I went on to have a very happy social life with friends from all backgrounds and to lead my chorus into the finals of the “Holiday Sing”. But l the  glamour of “wasp culture” was increasingly suspect. And after I graduated  college I started calling myself “Sara” once again.

Profile photo of Sara Gootblatt Sara Gootblatt

Characterizations: moving, well written


  1. Marian says:

    Sara, you’ve captured perfectly what it was like at that time to be a Jewish student, with all of its dilemmas. There were so many mixed messages. We lived in a non-Jewish town but my mother really wanted us to identify as Jewish, and how to navigate that was very confusing–just as your story describes. Being blond, blue-eyed, and on the tall side, I had many issues involving “passing” for WASP. Ironically, the worst time I had was at Brandeis, where the Jewish girls didn’t like me! When I got to California and Mills, I was more of a curiosity and actually better accepted as a Jew, go figure.

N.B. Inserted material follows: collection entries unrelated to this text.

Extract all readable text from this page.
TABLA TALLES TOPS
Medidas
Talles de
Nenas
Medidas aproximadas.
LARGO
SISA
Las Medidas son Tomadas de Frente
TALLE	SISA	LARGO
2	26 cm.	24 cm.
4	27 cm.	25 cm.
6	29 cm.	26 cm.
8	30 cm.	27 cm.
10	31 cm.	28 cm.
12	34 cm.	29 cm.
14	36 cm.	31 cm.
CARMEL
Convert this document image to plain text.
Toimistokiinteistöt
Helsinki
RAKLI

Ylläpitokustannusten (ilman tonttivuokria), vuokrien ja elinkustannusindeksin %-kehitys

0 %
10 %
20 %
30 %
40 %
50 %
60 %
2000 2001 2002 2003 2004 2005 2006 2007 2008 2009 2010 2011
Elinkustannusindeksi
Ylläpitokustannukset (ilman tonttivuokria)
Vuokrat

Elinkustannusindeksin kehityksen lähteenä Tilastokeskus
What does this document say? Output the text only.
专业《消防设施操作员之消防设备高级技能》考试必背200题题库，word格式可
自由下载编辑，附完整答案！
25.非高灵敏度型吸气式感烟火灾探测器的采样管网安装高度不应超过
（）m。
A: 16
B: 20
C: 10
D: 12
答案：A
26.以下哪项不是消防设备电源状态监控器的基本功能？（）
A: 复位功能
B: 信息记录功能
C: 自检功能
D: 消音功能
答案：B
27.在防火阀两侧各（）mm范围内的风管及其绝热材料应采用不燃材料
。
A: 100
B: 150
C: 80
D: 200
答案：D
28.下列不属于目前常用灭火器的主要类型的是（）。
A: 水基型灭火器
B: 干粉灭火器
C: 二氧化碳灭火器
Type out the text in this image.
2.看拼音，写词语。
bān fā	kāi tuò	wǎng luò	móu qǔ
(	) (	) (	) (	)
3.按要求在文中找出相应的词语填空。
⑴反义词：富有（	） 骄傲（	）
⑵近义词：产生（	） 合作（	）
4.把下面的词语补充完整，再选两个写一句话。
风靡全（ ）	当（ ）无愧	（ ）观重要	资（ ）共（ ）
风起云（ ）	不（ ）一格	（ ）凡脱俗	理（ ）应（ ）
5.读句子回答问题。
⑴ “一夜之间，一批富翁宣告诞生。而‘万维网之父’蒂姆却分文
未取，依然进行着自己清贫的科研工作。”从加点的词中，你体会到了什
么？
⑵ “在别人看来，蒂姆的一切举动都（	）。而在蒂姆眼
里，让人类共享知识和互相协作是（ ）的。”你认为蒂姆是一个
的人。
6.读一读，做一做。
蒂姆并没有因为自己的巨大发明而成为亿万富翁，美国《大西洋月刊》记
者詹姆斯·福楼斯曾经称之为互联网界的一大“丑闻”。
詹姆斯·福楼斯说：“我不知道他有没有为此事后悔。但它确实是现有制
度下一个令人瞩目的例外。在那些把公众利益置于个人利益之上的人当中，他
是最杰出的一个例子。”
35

  2. Goodness Sara, I was stung reading your story.
    Thinking back I can’t remember any antisemitic episodes from my youth and certainly not during my college years at NYU, which then had a large Jewish student body.

    But years later in London where Danny was working we were at a party when someone told an antisemitic joke and others joined in. I was so taken aback I didn’t know how to respond then, and I can’t say I would know now!.

  3. Laurie Levy says:

    What an interesting story, Sara. College is such a time of trying on identities. At least it was for me. So sorry that you had to receive such a vile note from a supposed friend, but glad you made it through despite that.

  4. Betsy Pfau says:

    Such an interesting, sad story, Sara. And all too appropriate for the times we find ourselves in now.

    I went to a high school that had a very small Jewish population and we were singled out in some ways (I am from suburban Detroit). I remember, after staying out for the High Holidays in 9th grade, a boy who sat next to me in Home Room turned to me and said, “You are Jewish aren’t you?” I said yes. He asked, “Where is your nose?”, as if a hooked nose was a requirement. I had other such incidents too. It was all rather disconcerting. You handled yourself well. It is interesting that Caroline joined a mixed sorority. Good that you stayed away and kept on with your life.